Si trovavano in una sala buia e piena di ragnatele; accostati alle pareti corrose dall'umidità diversi mobili vuoti da tempo, molte delle mensole rotte, ricordavano curiosamente una bocca sdentata. Seduto a uno dei vecchi tavoli ingrigiti stava un uomo solo: era sulla cinquantina, ma ne dimostrava almeno venti di più. Guardava il pavimento, e piangeva.
"Questa era una ludoteca, Ebenezer; è andata avanti diversi anni; poi - schiacciata da internet - ha dovuto chiudere. Eppure quell'uomo ogni Natale torna qua, sempre più malinconico: in un certo senso è tutto quello che gli è rimasto."
"Quell'uomo... è... sono io, vero?"
"Sì", rispose quella specie di monaco. "Quello sarai tu."
L'aria nella stanza era nauseante. Non c'era nemmeno un refolo, eppure Ebenezer vide a un tratto le ragnatele muoversi. Spaventato, afferrò un braccio dell'uomo incappuccato, che si ritrasse prontamentee. Un ciuffo sale e pepe risaltò per un istante dal cappuccio.
L'altro uomo col cappuccio osservava senza scomporsi; "Ti è chiaro ora, Ebenezer?", disse poi.
"Sì, ma fammi uscire. Fammi uscire!" Urlò lui, spingendo invano una delle pareti.
L'uomo si tolse con calma il cappuccio.
"FAMMI USCIRE!"
Il monaco inclinò velocemente la testa di lato; poi si rimise il cappuccio e si voltò.
"Fammi uscire, ti preg..." Ebenezer era sul pavimento della sua camera, sudato. Si alzò, incerto sulle gambe tremanti; prese coraggio osservando la luce del mattino che filtrava dalla finestra. Ripensava a quanto aveva visto - o sognato, forse? Smise di piangere; poi si asciugò la faccia con la manica della felpa e cercò di normalizzare il suo respiro. Qualche istante dopo, in un pensiero limpido come un cielo di ottobre, capì cosa doveva fare.
"Apro io", disse il piccolo Tim. Spalancò la porta, tremando per la ventata gelida che lo investì, e rimase perplesso quando vide un signore sconosciuto - lo sguardo malinconico, il borsone pieno.
"Chi è, Tim?", chiese una voce da dentro la casa.
"Un signore, Bob", rispose a voce squillante il bambino.
Ebenezer lo osservò, mentre gli occhi così simili ai suoi cadevano sul borsone. "Sei cresciuto, Tim."
Il bambino lo guardava, incuriosito: dei pensieri inconsci si stavano muovendo dentro la sua testa.

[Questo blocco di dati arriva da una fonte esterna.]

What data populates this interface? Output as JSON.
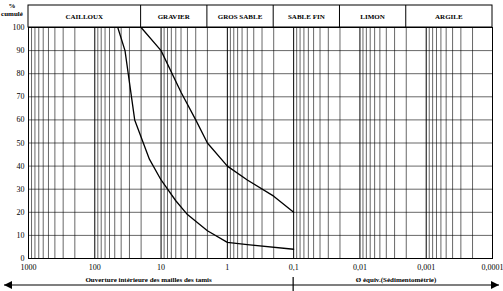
{
  "chart_data": {
    "type": "line",
    "ylabel": "% cumulé",
    "log": "x",
    "grid": true,
    "xlim": [
      1000,
      0.0001
    ],
    "xticks": [
      1000,
      100,
      10,
      1,
      {
        "value": 0.1,
        "label": "0,1"
      },
      {
        "value": 0.01,
        "label": "0,01"
      },
      {
        "value": 0.001,
        "label": "0,001"
      },
      {
        "value": 0.0001,
        "label": "0,0001"
      }
    ],
    "ylim": [
      0,
      100
    ],
    "yticks": [
      0,
      10,
      20,
      30,
      40,
      50,
      60,
      70,
      80,
      90,
      100
    ],
    "zones": [
      {
        "name": "CAILLOUX",
        "from": 1000,
        "to": 20
      },
      {
        "name": "GRAVIER",
        "from": 20,
        "to": 2
      },
      {
        "name": "GROS SABLE",
        "from": 2,
        "to": 0.2
      },
      {
        "name": "SABLE FIN",
        "from": 0.2,
        "to": 0.02
      },
      {
        "name": "LIMON",
        "from": 0.02,
        "to": 0.002
      },
      {
        "name": "ARGILE",
        "from": 0.002,
        "to": 0.0001
      }
    ],
    "sieve_limit": 0.1,
    "annotations": [
      "Ouverture intérieure des mailles des tamis",
      "Ø équiv.(Sédimentométrie)"
    ],
    "series": [
      {
        "color": "#000000",
        "x": [
          45,
          35,
          25,
          15,
          10,
          6,
          4,
          2,
          1,
          0.5,
          0.1
        ],
        "values": [
          100,
          90,
          60,
          43,
          34,
          25,
          19,
          12,
          7,
          6,
          4
        ]
      },
      {
        "color": "#000000",
        "x": [
          20,
          10,
          5,
          3,
          2,
          1,
          0.5,
          0.2,
          0.1
        ],
        "values": [
          100,
          90,
          72,
          60,
          50,
          40,
          34,
          27,
          20
        ]
      }
    ]
  }
}
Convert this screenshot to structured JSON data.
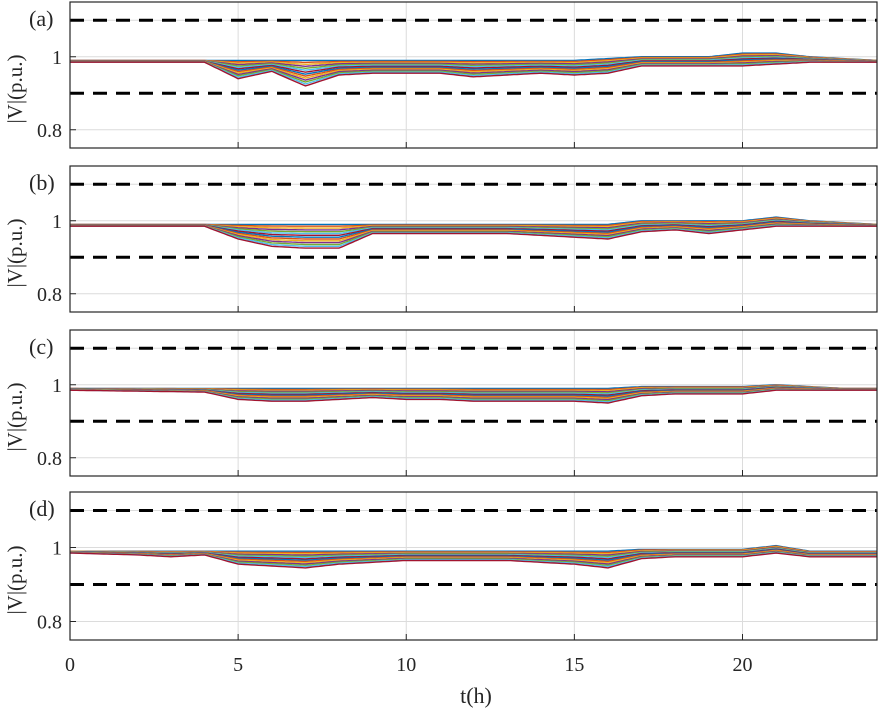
{
  "figure": {
    "xlabel": "t(h)",
    "x_ticks": [
      "0",
      "5",
      "10",
      "15",
      "20"
    ],
    "y_ticks": [
      "0.8",
      "1"
    ]
  },
  "colors": {
    "axis": "#262626",
    "grid": "#dcdcdc",
    "limit": "#000000",
    "series": [
      "#0072BD",
      "#D95319",
      "#EDB120",
      "#7E2F8E",
      "#77AC30",
      "#4DBEEE",
      "#A2142F"
    ]
  },
  "chart_data": [
    {
      "type": "line",
      "panel_label": "(a)",
      "ylabel": "|V|(p.u.)",
      "xlim": [
        0,
        24
      ],
      "ylim": [
        0.75,
        1.15
      ],
      "x_ticks": [
        0,
        5,
        10,
        15,
        20
      ],
      "y_ticks": [
        0.8,
        1
      ],
      "grid": true,
      "limit_lines": [
        1.1,
        0.9
      ],
      "x": [
        0,
        4,
        5,
        6,
        7,
        8,
        9,
        10,
        11,
        12,
        13,
        14,
        15,
        16,
        17,
        18,
        19,
        20,
        21,
        22,
        23,
        24
      ],
      "envelope_min": [
        0.985,
        0.985,
        0.94,
        0.96,
        0.92,
        0.95,
        0.955,
        0.955,
        0.955,
        0.945,
        0.95,
        0.955,
        0.95,
        0.955,
        0.975,
        0.975,
        0.975,
        0.975,
        0.98,
        0.985,
        0.985,
        0.985
      ],
      "envelope_max": [
        0.99,
        0.99,
        0.99,
        0.99,
        0.99,
        0.99,
        0.99,
        0.99,
        0.99,
        0.99,
        0.99,
        0.99,
        0.99,
        0.995,
        1.0,
        1.0,
        1.0,
        1.01,
        1.01,
        1.0,
        0.995,
        0.99
      ]
    },
    {
      "type": "line",
      "panel_label": "(b)",
      "ylabel": "|V|(p.u.)",
      "xlim": [
        0,
        24
      ],
      "ylim": [
        0.75,
        1.15
      ],
      "x_ticks": [
        0,
        5,
        10,
        15,
        20
      ],
      "y_ticks": [
        0.8,
        1
      ],
      "grid": true,
      "limit_lines": [
        1.1,
        0.9
      ],
      "x": [
        0,
        4,
        5,
        6,
        7,
        8,
        9,
        10,
        11,
        12,
        13,
        14,
        15,
        16,
        17,
        18,
        19,
        20,
        21,
        22,
        23,
        24
      ],
      "envelope_min": [
        0.985,
        0.985,
        0.95,
        0.93,
        0.925,
        0.925,
        0.965,
        0.965,
        0.965,
        0.965,
        0.965,
        0.96,
        0.955,
        0.95,
        0.97,
        0.975,
        0.965,
        0.975,
        0.985,
        0.985,
        0.985,
        0.985
      ],
      "envelope_max": [
        0.99,
        0.99,
        0.99,
        0.99,
        0.99,
        0.99,
        0.99,
        0.99,
        0.99,
        0.99,
        0.99,
        0.99,
        0.99,
        0.99,
        1.0,
        1.0,
        1.0,
        1.0,
        1.01,
        1.0,
        0.995,
        0.99
      ]
    },
    {
      "type": "line",
      "panel_label": "(c)",
      "ylabel": "|V|(p.u.)",
      "xlim": [
        0,
        24
      ],
      "ylim": [
        0.75,
        1.15
      ],
      "x_ticks": [
        0,
        5,
        10,
        15,
        20
      ],
      "y_ticks": [
        0.8,
        1
      ],
      "grid": true,
      "limit_lines": [
        1.1,
        0.9
      ],
      "x": [
        0,
        4,
        5,
        6,
        7,
        8,
        9,
        10,
        11,
        12,
        13,
        14,
        15,
        16,
        17,
        18,
        19,
        20,
        21,
        22,
        23,
        24
      ],
      "envelope_min": [
        0.985,
        0.98,
        0.96,
        0.955,
        0.955,
        0.96,
        0.965,
        0.96,
        0.96,
        0.955,
        0.955,
        0.955,
        0.955,
        0.95,
        0.97,
        0.975,
        0.975,
        0.975,
        0.985,
        0.985,
        0.985,
        0.985
      ],
      "envelope_max": [
        0.99,
        0.99,
        0.99,
        0.99,
        0.99,
        0.99,
        0.99,
        0.99,
        0.99,
        0.99,
        0.99,
        0.99,
        0.99,
        0.99,
        0.995,
        0.995,
        0.995,
        0.995,
        1.0,
        0.995,
        0.99,
        0.99
      ]
    },
    {
      "type": "line",
      "panel_label": "(d)",
      "ylabel": "|V|(p.u.)",
      "xlim": [
        0,
        24
      ],
      "ylim": [
        0.75,
        1.15
      ],
      "x_ticks": [
        0,
        5,
        10,
        15,
        20
      ],
      "y_ticks": [
        0.8,
        1
      ],
      "grid": true,
      "limit_lines": [
        1.1,
        0.9
      ],
      "x": [
        0,
        2,
        3,
        4,
        5,
        6,
        7,
        8,
        9,
        10,
        11,
        12,
        13,
        14,
        15,
        16,
        17,
        18,
        19,
        20,
        21,
        22,
        23,
        24
      ],
      "envelope_min": [
        0.985,
        0.98,
        0.975,
        0.98,
        0.955,
        0.95,
        0.945,
        0.955,
        0.96,
        0.965,
        0.965,
        0.965,
        0.965,
        0.96,
        0.955,
        0.945,
        0.97,
        0.975,
        0.975,
        0.975,
        0.985,
        0.975,
        0.975,
        0.975
      ],
      "envelope_max": [
        0.99,
        0.99,
        0.99,
        0.99,
        0.99,
        0.99,
        0.99,
        0.99,
        0.99,
        0.99,
        0.99,
        0.99,
        0.99,
        0.99,
        0.99,
        0.99,
        0.995,
        0.995,
        0.995,
        0.995,
        1.005,
        0.99,
        0.99,
        0.99
      ]
    }
  ]
}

"Ebenezer! Non me l'aspettavo. Entra, dai", esclamò sorpreso Bob quando, pochi secondi dopo, comparve davanti all'ingresso.
"Bob, questo signore ha la borsa piena di giochi!"
"Lo immagino, Tim", rispose lui, con tono meno sarcastico di quanto avrebbe voluto, il velo del dubbio che però non riusciva a dissimulare del tutto la contentezza.
Nella casa si avvertiva un accogliente profumo di pandoro.
Ebenezer sorrise al bambino. "Lo conosci Nome in codice, piccolo?"